Saddle Point Problem in High Dimensional Non-convex Problems

When a non-convex error function has a single scalar variable, there might be a lot of local maxima and local minima in the function but there is very negligible probability of occurrence of a saddle point. Whereas error functions with N scalar variables are likely to have more saddle points than local minima. In fact, as the dimensionality (N) increases, the number of saddle points increases exponentially. There have been many studies to prove this point. When dealing with high dimensional non-convex problems, which is the case with real world problems, we have to deal with these saddle points. The traditional methods like gradient descent and Newton methods perform poorly in presence of these saddle points. The gradient descent methods are repelled away from these saddle points, but the convergence is painfully slow. Whereas the Newton methods in an effort to speed up convergence, get attracted to these saddle points and do not converge on the local minima.

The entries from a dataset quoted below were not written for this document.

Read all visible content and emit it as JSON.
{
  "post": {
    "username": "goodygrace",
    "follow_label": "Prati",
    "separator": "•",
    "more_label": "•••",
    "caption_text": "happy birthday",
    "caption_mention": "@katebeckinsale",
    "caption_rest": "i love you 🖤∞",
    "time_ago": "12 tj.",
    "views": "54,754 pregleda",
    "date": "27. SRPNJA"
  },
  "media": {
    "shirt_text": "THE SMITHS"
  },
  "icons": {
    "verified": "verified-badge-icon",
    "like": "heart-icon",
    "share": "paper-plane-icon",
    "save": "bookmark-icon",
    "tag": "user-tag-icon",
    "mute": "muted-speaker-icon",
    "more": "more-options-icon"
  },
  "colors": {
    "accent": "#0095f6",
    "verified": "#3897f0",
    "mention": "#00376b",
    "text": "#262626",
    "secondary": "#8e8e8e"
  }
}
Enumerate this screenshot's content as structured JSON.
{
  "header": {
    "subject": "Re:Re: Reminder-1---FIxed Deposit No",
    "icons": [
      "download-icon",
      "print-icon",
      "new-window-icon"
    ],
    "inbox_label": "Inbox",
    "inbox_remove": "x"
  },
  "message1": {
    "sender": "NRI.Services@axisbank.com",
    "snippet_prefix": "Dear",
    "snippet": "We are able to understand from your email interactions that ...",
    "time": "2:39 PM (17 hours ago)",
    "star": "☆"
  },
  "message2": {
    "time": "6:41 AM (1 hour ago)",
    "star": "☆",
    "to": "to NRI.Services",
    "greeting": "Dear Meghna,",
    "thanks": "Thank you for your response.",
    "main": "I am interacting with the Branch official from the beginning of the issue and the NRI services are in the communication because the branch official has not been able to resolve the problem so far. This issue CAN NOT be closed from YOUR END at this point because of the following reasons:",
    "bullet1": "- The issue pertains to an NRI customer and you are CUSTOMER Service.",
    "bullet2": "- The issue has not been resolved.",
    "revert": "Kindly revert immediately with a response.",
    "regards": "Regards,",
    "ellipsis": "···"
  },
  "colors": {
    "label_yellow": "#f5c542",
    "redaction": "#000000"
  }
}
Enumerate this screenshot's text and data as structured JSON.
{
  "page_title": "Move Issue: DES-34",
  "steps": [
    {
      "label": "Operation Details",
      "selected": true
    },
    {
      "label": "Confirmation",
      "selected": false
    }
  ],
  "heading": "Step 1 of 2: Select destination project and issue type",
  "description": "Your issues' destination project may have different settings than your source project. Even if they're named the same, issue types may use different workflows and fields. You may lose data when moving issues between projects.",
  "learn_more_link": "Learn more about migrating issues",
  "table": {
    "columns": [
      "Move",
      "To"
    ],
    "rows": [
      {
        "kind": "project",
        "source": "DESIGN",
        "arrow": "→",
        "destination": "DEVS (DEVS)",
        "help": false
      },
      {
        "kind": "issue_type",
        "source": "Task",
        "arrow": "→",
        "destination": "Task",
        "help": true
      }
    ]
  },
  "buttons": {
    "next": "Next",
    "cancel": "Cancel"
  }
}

Dynamics of Optimization Algorithms around Saddle Points

To better understand the difficulty of existing optimization algorithms for high dimensional non-convex problems, it is helpful to understand how these algorithms behave near saddle points during the optimization process.

We can re-parameterize the critical points using the Taylor expansion so that they can be locally analysed. The Taylor expansion can be given as:

f(\theta^* + \Delta \theta) = f(\theta^*) + \frac {1}{2} \sum_{i=1}^{n} \lambda_{i} \Delta v_{i}^2

The step size that the gradient descent method uses is -2 \lambda_i \Delta v_i . A step of the gradient descent method will always move in the right direction around the saddle point. If the eigen value is positive, we move towards that point in the direction of the negative curvature and hence the gradient descent method will always move away from the saddle points. The problem with gradient descent is the step size. Because gradients are proportional to corresponding eigenvalues, eigenvalues dictates how fast we move in each direction. If there is a large discrepancy in eigenvalues, the gradient descent will take very small steps.†It might take a very long time to move away form the critical point, if the critical point is a saddle point, or to the critical point if it is a minimum.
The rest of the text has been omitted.